As I looked toward the beginning of this school year, I determined a solid personal goal for me to have would be to focus on getting out of my office. While seemingly a simple goal, it’s so easy for me to get trapped in my office, tending to the endless e-mails, voice mails, and meetings. Important work, no doubt, but not as important as being out, connecting, building relationships, listening, paying attention, engaging, learning, loving. “Get out of my office,” I thought and shared, because it’s out there where everything truly important is actually happening.
It’s nice to have your thinking validated, especially so quickly, but not so abruptly, not so painfully.
We spent an entire day with our staff before day one with our students discussing the launch of a new weekly class period focused on affective needs, having fun promoting the importance of team, getting rid of our barriers, promoting our goals, and laughing – Just laughing. We were promoting the truth that education without relationships at the front, at the center, and at the top of the priority list, is basically meaningless. Smiles were wide, and emotions were high.

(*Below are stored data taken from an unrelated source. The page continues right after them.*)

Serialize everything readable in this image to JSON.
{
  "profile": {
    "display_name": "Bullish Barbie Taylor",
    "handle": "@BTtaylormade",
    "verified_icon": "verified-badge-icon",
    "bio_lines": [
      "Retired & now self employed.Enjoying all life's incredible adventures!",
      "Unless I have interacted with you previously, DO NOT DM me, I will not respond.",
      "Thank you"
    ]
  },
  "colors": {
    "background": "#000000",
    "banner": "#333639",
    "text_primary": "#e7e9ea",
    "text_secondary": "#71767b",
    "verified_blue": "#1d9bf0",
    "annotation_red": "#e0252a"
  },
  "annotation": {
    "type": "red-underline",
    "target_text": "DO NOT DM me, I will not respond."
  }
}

Without giving precise details, this school year is off to an extremely difficult start. A high school aged former student (with a sibling still with us) lost his life due to tragic circumstances immediately before the school year began, a present student took his own life in a shocking manner immediately after the school year began, and a fractured relationship with a parent have all contributed to so many students and staff feeling shaken to the core, emotionally drained, and uncertain of their well-being.
Loss can break you. The ache that starts inside is one that sometimes never seems to fully go away. I can’t imagine losing one of my children. I know people can, because I know people have experienced it. But, I can imagine losing someone I love – too soon, too tragically, too awful to thoroughly comprehend. I do know that experience. I do know that ache. I do know it sometimes never seems to fully go away. And, yet, I do know it gets better.
We learn from loss. We learn from ache. It reminds us of our humanity, and guides us – sometimes harshly, sometimes gently – back toward one another. There are things in life that matter, and those things often involve work that needs to be done, learning that needs to happen, growth that has to be accomplished. But then there are things in life that actually make life what it is, its essence, its fullness, its wholeness. I learn more and more each day that while I will continue to strive to work hard, to learn, and to grow, those things aren’t what define me, and they aren’t what I hope for others. I am deeply loved, and if I can contribute even a momentary glimpse of that love toward and with others, I have truly left my office, and I am truly healing that ache.